The military takeover of Sambisa forest – The Sun
The Nigerian military gave the nation a wonderful Christmas gift on December 22 with its dislodgement of the last elements of the Boko Haram insurgency from the Sambisa Forest. It was gratifying seeing our gallant military officials holding sway at the 'Camp Zero' stronghold of the sect in the heart of the forest. The fall of Sambisa to the Nigerian military is a major milestone in the fight against the murderous insurgency that has held the nation captive for over six years.

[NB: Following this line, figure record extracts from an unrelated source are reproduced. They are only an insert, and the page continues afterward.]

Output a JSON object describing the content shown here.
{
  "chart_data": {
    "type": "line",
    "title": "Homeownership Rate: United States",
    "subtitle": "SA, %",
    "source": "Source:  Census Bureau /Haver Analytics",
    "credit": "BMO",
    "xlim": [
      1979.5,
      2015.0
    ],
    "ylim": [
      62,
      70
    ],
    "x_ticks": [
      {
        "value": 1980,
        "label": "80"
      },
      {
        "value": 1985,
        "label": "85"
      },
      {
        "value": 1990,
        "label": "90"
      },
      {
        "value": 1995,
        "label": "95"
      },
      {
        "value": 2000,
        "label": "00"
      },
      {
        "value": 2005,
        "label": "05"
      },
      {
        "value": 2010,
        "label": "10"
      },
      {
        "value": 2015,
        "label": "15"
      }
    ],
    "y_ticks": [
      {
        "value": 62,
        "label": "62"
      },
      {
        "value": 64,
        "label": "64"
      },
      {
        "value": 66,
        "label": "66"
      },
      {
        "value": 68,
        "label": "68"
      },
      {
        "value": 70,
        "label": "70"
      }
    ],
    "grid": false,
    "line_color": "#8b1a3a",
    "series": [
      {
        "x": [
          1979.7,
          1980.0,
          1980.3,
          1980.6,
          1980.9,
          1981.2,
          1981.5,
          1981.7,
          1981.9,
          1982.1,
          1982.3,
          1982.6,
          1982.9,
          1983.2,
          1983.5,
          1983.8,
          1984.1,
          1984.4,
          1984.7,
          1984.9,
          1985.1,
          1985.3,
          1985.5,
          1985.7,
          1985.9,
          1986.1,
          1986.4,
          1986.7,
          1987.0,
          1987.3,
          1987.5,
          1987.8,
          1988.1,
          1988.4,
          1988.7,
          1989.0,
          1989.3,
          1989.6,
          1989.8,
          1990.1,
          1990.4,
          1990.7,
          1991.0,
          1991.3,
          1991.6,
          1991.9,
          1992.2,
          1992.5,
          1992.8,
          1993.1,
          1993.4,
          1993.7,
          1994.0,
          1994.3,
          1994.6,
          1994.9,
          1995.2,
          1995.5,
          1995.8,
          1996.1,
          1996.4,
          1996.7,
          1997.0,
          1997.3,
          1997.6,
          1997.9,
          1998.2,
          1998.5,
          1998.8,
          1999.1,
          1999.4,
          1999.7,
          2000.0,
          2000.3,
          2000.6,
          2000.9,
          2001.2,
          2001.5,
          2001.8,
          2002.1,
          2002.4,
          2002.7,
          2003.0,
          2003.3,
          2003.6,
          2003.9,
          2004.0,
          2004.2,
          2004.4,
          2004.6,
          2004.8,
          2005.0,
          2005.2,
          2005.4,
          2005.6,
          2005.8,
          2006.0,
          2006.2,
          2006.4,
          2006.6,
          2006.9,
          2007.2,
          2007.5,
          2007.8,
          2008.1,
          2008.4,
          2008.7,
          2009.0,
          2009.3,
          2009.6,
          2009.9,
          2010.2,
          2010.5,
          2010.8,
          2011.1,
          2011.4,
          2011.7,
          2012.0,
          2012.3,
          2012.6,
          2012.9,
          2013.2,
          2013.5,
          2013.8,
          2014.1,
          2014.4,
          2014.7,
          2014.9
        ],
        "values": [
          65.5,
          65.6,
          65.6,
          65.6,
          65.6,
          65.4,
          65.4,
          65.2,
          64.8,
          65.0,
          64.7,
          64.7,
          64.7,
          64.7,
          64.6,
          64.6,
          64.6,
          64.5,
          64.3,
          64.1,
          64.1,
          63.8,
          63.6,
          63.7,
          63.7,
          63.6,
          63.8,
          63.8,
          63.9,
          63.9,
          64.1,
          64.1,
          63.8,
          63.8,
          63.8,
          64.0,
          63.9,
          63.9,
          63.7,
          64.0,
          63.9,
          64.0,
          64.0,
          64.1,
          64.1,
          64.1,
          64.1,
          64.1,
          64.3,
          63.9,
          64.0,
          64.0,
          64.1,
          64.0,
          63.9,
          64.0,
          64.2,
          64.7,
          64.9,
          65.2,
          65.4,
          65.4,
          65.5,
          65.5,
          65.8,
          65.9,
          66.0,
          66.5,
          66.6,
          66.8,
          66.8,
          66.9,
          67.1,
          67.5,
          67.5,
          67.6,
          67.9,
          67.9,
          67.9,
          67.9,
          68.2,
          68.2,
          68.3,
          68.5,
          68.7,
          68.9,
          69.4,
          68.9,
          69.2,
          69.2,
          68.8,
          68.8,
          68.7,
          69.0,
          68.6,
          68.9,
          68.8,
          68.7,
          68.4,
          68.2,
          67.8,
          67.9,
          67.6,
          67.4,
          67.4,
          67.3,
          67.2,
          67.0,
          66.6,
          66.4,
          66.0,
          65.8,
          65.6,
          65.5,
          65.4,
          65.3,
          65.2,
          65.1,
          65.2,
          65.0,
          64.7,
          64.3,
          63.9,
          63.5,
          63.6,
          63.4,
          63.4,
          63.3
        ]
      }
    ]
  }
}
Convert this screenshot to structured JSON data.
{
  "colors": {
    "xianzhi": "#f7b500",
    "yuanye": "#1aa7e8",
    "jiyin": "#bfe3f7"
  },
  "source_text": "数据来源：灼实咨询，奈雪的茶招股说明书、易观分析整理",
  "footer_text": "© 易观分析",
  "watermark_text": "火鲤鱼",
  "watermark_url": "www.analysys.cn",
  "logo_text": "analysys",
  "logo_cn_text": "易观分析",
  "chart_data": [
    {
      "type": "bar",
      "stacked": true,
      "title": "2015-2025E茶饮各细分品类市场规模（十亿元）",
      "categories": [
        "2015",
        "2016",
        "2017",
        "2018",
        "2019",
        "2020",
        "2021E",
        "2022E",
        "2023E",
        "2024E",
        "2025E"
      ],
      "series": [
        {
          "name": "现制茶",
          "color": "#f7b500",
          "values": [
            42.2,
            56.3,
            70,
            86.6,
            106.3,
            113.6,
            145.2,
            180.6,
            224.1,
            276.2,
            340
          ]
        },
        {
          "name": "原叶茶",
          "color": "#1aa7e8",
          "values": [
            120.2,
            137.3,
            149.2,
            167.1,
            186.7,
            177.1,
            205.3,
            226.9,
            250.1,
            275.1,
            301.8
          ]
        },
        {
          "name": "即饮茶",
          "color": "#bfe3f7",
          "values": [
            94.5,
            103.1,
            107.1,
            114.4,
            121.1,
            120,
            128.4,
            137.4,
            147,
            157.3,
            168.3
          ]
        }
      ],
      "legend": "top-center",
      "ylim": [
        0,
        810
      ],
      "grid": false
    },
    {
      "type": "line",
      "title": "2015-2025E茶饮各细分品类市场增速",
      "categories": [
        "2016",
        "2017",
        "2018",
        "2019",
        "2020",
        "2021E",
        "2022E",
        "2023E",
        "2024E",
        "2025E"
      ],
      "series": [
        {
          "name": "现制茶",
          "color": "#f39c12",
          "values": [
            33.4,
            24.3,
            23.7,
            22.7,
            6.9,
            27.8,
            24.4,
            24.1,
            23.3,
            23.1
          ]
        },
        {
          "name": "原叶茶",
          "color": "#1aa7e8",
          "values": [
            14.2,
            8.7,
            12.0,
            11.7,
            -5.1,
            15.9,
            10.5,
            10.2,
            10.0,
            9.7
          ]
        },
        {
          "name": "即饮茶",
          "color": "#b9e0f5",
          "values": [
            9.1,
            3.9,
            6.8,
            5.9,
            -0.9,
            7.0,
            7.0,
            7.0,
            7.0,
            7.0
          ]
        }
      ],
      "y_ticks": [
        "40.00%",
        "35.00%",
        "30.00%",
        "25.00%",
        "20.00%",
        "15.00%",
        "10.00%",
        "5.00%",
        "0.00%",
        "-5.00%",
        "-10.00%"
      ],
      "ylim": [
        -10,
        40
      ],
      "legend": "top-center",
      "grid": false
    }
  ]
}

Troops of Operation Lafia Dole displayed vital insignias of the Boko Haram group, including the flag of its leader, Abubakar Shekau, as spoils of war to an impressed audience on national television. Many Nigerians, led by President Muhammadu Buhari, have since expressed their relief and praised the gallantry of the Nigerian military. About 1,240 suspected associates and members of the dreaded sect captured in the forest were paraded before the people. They are made up of 413 men, 323 women, 251 male children and 253 female children.
We salute the Nigerian military on this remarkable success and call for even greater vigilance to maintain the hold on the forest. The military and, indeed, Nigerians in all parts of the country must remain watchful to ensure that the insurgents who escaped from the Sambisa fortress do not infiltrate civil society or build another stronghold to continue their nefarious activities. The fleeing remnants of the sect are likely to take cover in other parts of the country. The recent arrest of one of the dispersed insurgents in Ikorodu, Lagos State, and another in the Federal Capital Territory, Abuja, indicates that nowhere is immune to infiltration by the sect members. The implication of this is that we must all remain vigilant. As it is said, the price for peace is eternal vigilance.
This is certainly not the time for us to be complacent, thinking that the war against Boko Haram has been won. We are still far from that milestone. The war that the insurgents are waging against Nigeria is of the asymmetrical kind. It is one that is long drawn and fought with unconventional weapons and methods. It is also a war in which the enemy hardly ever surrenders, preferring to continue launching sporadic attacks on soft targets for as long as it can. It will, therefore, be naive for the Nigerian government and the military to drop their guards, or think that the end of the war is here already.
The insurgents are likely to be all out to prove that they are still capable of causing mass harm and misery. So, we must be at alert and ready to stop them. All security measures that have helped the country so far in the many successes it has recorded against the insurgency should be sustained. The government must continue to prioritise the welfare of the military and its collaborators in the war against this insurgency. It must also ensure that all the measures required for their continued motivation and war-effectiveness are taken.
In this wise, the para-military services, civilian JTF and the generality of the public have key roles to play. The Customs and Immigration services must heighten their surveillance of our numerous porous borders to ensure that fleeing elements of the insurgency, or new recruits, do not gain entry into the country. Citizens are called upon, too, to display the highest form of patriotism and show total commitment by ensuring that all new arrivals and suspicious movements around their homesteads and neigbourhoods are reported to the security agencies. We have lost too many valuable lives and assets to the insurgency and we cannot afford to lose more.
President Buhari once said that the war against Boko Haram cannot be said to have been won when all the Chibok girls are not yet found. He is right on that score. We are proud of the military for its achievements so far, especially the recovery of about 24 of the girls from the insurgents in the last three months. We call for the intensification of efforts in this regard so that a final closure can be brought to this festering national sore. Some 197 of the Chibok schoolgirls are yet to be accounted for. The nation must find them by all means.
We are glad that the military is ever mindful of this challenge. Getting the girls back and winning the war against Boko Haram are critical assignments that the current administration must undertake. There should be no looking back until both objectives are achieved.